I grew up mostly in and around Vancouver, BC without ever feeling a tremor. My first one was after I moved to Seattle. I was holding my not-quite-six-month-old daughter in my arms. It was evening, winter, wind and rain lashing outside – inside, the house was quiet and dark.
Then the ground shook beneath us. I stood up, not sure what it was, moved toward the hallway, then felt the whole house roll like a ship on a stormy wave. I kept my feet, but lost my nerve. I’ve been afraid of the fault lines ever since.
How do I stand to live in the Pacific Northwest then? I’m not sure. I try not to think about it.
Well, that’s not entirely true. I think about it EVERY time I travel on the Alaskan Way Viaduct, remembering the San Francisco Freeway pancaking down on top of itself. I don’t avoid the route if it best suits getting me to my destination, and I don’t drive in fear or panic, but it does cross my mind. Every time.
Most of the time, I enjoy the beauty of the trees, the parks, Puget Sound, the ferries, the kayaks, Mt. Ranier, the lakes, the bridges, Snoqualmie, and the rest. These are the pleasures of the Northwest.
The risk is the earthquake.
It seems there are risks everywhere though. We have thought about moving, talked about possible locations: California has earthquakes, too; Utah is too dry; the Midwest has tornadoes (and nasty winters); the Northeast also has those nasty winters; and the South has hurricanes.
Hurricanes seem a lesser evil in a way: at least you know they are coming. You can prepare: shutter or board the windows, pour water into containers, stock up on gas, candles, batteries, and food stuffs. You can find loved ones, gather together, check in on neighbours.
But an earthquake has the element of total surprise.
The tragedy of human experience in Haiti right now is breaking my heart open, in a way that is shared by people all over the country, all around the world. We want to help, to fix something, to make it better. Most of us are ill-equipped to do so. But there are things we CAN do.
We can send our money. We can say our own form of prayers. We can hold the people of Haiti in our hearts. We can be respectful and kind and generous to those around us. We can gain some perspective.
We can appreciate the many blessings in our lives.
Here are several stories and posts that have especially moved me:
Deb Lund, an author from Whidbey Island, has three children – two were adopted from Haiti. She writes from a very personal place about earthquake relief here, including organisations doing work in Haiti.
Megan Jordan, a Hurrican Katrina survivor writing from Gulfport, MS has this to share on her Velveteen Mind microblog: Haiti needs your relief donations more than she needs people showing up to help who don’t really know what they are doing.
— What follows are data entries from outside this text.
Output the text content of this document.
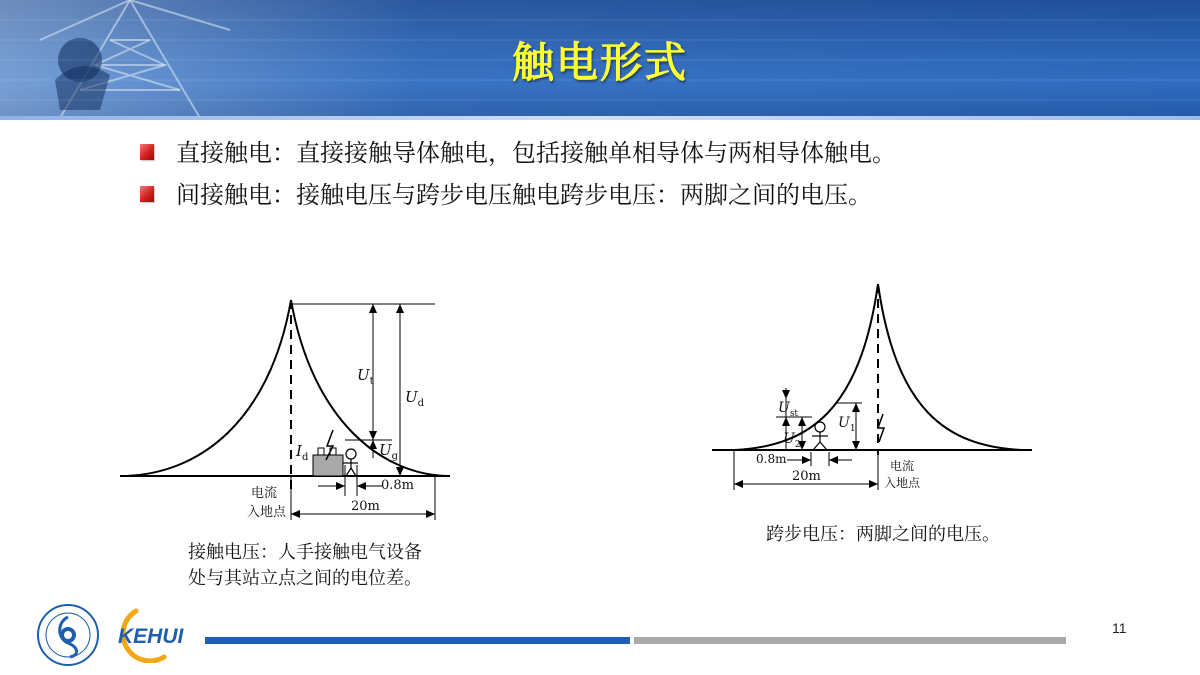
触电形式
直接触电：直接接触导体触电，包括接触单相导体与两相导体触电。
间接触电：接触电压与跨步电压触电跨步电压：两脚之间的电压。
$U_t$
$U_d$
$U_g$
$I_d$
0.8m
20m
电流
入地点
接触电压：人手接触电气设备
处与其站立点之间的电位差。
$U_{st}$
$U_1$
$U_2$
0.8m
20m
电流
入地点
跨步电压：两脚之间的电压。
KEHUI	11
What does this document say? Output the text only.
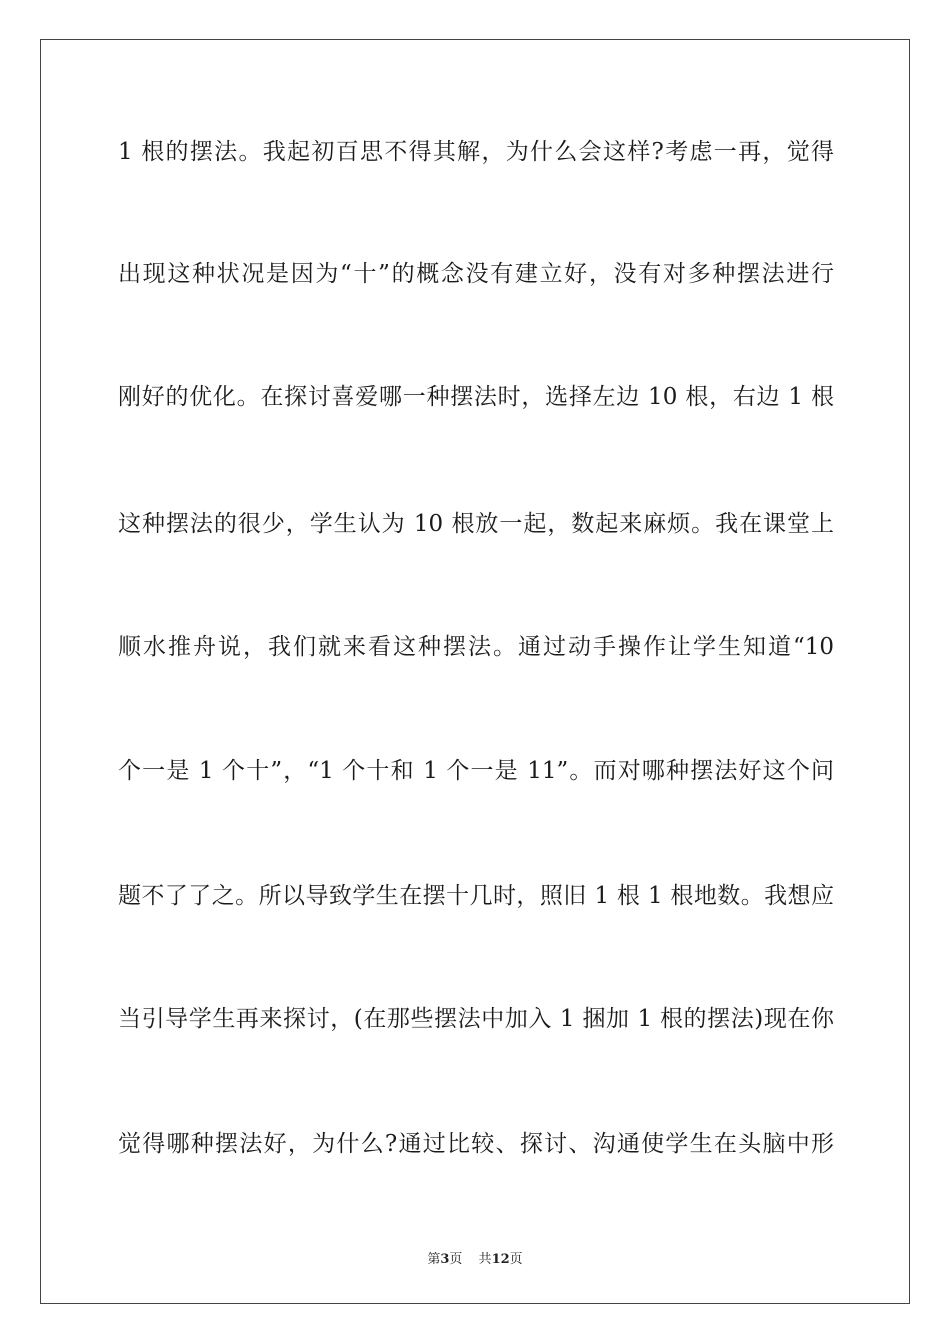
1 根的摆法。我起初百思不得其解，为什么会这样?考虑一再，觉得
出现这种状况是因为“十”的概念没有建立好，没有对多种摆法进行
刚好的优化。在探讨喜爱哪一种摆法时，选择左边 10 根，右边 1 根
这种摆法的很少，学生认为 10 根放一起，数起来麻烦。我在课堂上
顺水推舟说，我们就来看这种摆法。通过动手操作让学生知道“10
个一是 1 个十”，“1 个十和 1 个一是 11”。而对哪种摆法好这个问
题不了了之。所以导致学生在摆十几时，照旧 1 根 1 根地数。我想应
当引导学生再来探讨，(在那些摆法中加入 1 捆加 1 根的摆法)现在你
觉得哪种摆法好，为什么?通过比较、探讨、沟通使学生在头脑中形
第3页 共12页
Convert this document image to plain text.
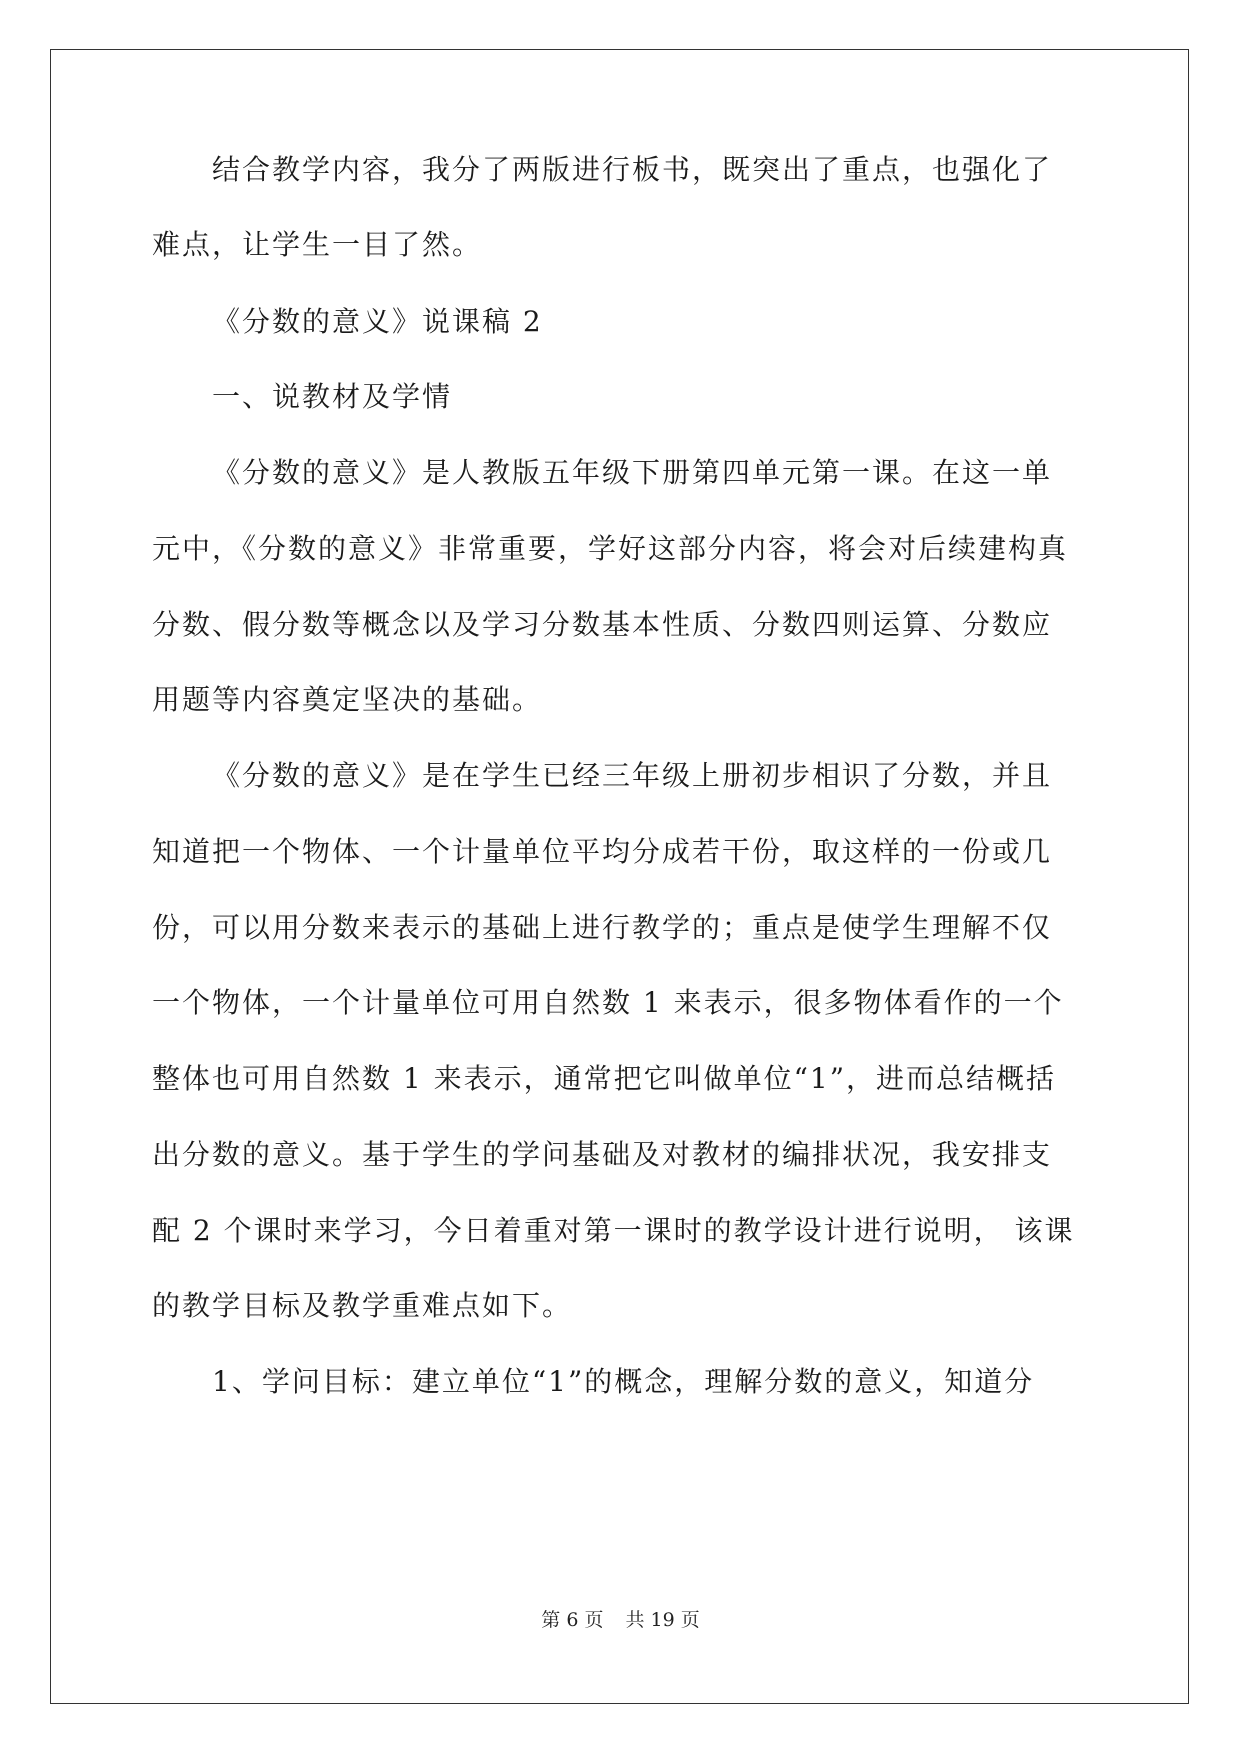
结合教学内容，我分了两版进行板书，既突出了重点，也强化了
难点，让学生一目了然。
《分数的意义》说课稿 2
一、说教材及学情
《分数的意义》是人教版五年级下册第四单元第一课。在这一单
元中，《分数的意义》非常重要，学好这部分内容，将会对后续建构真
分数、假分数等概念以及学习分数基本性质、分数四则运算、分数应
用题等内容奠定坚决的基础。
《分数的意义》是在学生已经三年级上册初步相识了分数，并且
知道把一个物体、一个计量单位平均分成若干份，取这样的一份或几
份，可以用分数来表示的基础上进行教学的；重点是使学生理解不仅
一个物体，一个计量单位可用自然数 1 来表示，很多物体看作的一个
整体也可用自然数 1 来表示，通常把它叫做单位“1”，进而总结概括
出分数的意义。基于学生的学问基础及对教材的编排状况，我安排支
配 2 个课时来学习，今日着重对第一课时的教学设计进行说明， 该课
的教学目标及教学重难点如下。
1、学问目标：建立单位“1”的概念，理解分数的意义，知道分
第 6 页 共 19 页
Megan knows of what she speaks.
Virginia Montanez blogs from Pittsburgh at That’s Church, and has been the go-to person in the US for the story of the BRESMA orphanage. The Bloggess and others linked to Virginia’s updates on the dire situation of the orphanage children and their American aid workers: the blogosphere and twitterverse got on board, and history is being made.
That’s Church is currently (intentionally) down; my guess is that there has been enormous focus on the story, and there are delicate political and safety elements at work, trying to rescue the children and their caregivers. The progress of the story is amazing – worth a look when That’s Church is back up, and I am sure she will have information on how to help if you would like to be involved.
In the darkness, destruction, and chaos that follow in the wake of the earthquake, this story is a ray of light. Please pray (in whatever way is meaningful for you) for a happy ending for these children and the brave young women who have been caring for them.